According to the suit, despite explicit instructions from the DeFibaughs to refrain from religious activities with the boy, Guarnero would frequently discuss religion with him.
On August 28, 2016, Guarnero took the boy to a picnic at his church, the Morning Star Friends Church in Chardon, and, along with the church pastor, Matthew Chesnes, forcibly baptised him, pushing him under the water. Since the incident, he has suffered anxiety and extreme emotional distress.
April DeFibaugh reported the incident to the local police and to BBBSA. She said:
They held my son under water. It wasn’t like they sprinkled water on his head, it was like full immersion. He kicked, he screamed and told them beforehand that he was afraid. Every day since then he’s had nightmares, the same recurring dream, about being baptised over and over like he’s drowning.

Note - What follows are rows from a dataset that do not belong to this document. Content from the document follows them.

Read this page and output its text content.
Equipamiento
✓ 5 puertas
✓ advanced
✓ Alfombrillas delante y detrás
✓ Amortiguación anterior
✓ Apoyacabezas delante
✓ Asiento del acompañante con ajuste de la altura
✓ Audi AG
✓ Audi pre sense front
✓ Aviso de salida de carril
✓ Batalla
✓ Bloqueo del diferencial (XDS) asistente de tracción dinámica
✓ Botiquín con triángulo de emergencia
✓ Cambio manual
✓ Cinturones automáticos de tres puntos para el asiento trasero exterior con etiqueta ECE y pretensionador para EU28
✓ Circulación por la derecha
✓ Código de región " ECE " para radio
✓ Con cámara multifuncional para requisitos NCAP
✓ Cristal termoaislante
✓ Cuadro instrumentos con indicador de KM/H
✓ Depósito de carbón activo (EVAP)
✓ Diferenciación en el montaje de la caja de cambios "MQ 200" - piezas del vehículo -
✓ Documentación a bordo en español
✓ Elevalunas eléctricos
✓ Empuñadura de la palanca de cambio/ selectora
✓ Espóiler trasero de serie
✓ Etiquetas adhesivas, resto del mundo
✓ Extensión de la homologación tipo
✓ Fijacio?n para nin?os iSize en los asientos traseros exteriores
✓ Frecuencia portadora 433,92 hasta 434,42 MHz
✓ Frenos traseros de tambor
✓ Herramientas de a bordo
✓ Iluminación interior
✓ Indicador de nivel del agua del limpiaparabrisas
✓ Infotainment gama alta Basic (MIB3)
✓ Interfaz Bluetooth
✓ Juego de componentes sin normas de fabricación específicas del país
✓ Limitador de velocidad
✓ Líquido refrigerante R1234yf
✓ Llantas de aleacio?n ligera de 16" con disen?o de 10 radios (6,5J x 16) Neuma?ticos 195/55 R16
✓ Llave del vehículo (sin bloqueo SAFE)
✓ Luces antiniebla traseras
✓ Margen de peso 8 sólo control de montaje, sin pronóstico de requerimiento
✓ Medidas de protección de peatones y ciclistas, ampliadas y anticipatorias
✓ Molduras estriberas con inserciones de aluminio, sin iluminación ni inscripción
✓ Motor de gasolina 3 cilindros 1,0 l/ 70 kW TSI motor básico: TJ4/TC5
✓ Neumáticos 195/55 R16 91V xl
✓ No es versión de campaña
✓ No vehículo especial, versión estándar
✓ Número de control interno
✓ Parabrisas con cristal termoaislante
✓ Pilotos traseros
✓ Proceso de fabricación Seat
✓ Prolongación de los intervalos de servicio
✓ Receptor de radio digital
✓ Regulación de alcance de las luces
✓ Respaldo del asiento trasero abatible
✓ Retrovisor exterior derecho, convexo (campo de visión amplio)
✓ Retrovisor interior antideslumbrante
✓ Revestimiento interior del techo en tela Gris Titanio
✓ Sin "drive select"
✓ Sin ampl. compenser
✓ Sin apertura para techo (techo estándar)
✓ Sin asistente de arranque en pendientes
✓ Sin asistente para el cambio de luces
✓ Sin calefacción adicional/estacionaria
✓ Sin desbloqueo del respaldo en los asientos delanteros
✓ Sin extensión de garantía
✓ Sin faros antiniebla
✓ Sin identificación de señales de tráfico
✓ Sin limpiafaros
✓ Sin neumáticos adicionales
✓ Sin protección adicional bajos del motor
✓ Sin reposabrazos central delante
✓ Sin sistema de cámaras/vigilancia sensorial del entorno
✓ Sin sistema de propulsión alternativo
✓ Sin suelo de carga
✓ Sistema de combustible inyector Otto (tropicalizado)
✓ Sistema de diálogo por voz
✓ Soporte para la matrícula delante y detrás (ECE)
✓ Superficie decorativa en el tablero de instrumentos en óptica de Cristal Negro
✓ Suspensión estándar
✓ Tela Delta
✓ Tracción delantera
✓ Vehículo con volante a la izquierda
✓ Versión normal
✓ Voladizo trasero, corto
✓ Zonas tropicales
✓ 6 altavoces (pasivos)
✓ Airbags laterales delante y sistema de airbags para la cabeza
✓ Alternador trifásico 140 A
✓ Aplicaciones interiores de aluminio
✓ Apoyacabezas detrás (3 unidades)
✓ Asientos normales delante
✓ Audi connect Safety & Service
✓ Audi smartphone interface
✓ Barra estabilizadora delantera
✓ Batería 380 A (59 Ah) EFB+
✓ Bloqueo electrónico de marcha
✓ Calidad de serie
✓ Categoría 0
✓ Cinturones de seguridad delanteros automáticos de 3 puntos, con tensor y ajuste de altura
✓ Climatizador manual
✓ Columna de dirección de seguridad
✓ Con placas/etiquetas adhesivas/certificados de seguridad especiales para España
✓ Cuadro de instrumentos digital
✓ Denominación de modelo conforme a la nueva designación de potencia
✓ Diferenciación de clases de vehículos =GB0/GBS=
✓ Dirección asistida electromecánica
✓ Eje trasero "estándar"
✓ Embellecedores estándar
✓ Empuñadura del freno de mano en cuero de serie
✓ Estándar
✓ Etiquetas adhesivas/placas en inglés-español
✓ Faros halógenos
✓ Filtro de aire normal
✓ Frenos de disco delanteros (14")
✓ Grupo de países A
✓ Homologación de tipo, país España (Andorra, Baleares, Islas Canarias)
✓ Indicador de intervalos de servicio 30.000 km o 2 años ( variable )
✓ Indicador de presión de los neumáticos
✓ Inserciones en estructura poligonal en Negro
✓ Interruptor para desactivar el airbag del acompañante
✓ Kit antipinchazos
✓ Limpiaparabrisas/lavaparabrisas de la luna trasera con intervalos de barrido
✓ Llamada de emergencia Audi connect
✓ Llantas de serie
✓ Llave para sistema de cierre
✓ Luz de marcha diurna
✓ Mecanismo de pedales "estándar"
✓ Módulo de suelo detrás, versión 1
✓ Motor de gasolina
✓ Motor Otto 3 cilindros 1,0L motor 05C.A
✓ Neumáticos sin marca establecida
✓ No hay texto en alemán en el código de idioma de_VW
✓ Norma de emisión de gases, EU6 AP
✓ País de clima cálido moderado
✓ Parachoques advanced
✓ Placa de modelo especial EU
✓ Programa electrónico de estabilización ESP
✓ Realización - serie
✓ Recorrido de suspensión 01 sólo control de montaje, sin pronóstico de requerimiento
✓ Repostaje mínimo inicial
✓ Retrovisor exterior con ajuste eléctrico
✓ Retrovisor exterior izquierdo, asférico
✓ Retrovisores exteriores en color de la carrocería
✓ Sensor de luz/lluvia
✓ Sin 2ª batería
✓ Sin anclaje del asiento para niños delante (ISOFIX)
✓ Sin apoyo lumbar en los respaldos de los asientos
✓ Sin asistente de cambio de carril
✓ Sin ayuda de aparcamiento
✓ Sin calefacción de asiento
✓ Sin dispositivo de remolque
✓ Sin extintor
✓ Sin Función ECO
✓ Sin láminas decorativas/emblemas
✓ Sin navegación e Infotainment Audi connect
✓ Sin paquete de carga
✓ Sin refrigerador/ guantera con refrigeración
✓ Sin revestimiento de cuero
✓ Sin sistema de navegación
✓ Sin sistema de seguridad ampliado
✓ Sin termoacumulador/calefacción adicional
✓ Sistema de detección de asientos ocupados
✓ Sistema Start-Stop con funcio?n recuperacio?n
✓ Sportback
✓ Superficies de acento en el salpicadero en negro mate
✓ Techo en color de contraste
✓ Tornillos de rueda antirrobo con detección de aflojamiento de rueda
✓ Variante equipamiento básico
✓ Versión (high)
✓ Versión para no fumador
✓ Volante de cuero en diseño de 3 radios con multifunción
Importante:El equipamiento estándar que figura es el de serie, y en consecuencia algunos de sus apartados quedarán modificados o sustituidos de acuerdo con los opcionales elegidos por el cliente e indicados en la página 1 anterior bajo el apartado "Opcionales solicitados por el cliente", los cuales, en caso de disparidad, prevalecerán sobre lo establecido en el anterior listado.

The officer filing the police report wrote:
I advised her, since her son did not suffer from any physical injury and that there was no criminal intent to harm her son, that this most likely was a civil issue.
Said Amanda Knief, American Atheists’ National Legal Director.
We are horrified by Pastor Chesnes’ and Mr Guanera’s actions. The people that the DeFibaughs relied on to protect their child violated their trust and their constitutional rights.
American Atheists has retained attorney Kenneth D Myers of Cleveland to serve as local counsel.
No family should have to go through what the DeFibaughs did. Families have the right to determine their own religious practices and choose what religion, if any, to teach their children, without government employees interfering or, as in this case, literally forcing religion on them.
The family is seeking declaratory judgment that the conduct of the named defendants was unconstitutional, compensatory and punitive damages, and counsel fees and costs.
Back in 2002, BBBSA came under fire from Focus on the Family because of its anti-discrimination policies regarding homosexual volunteers.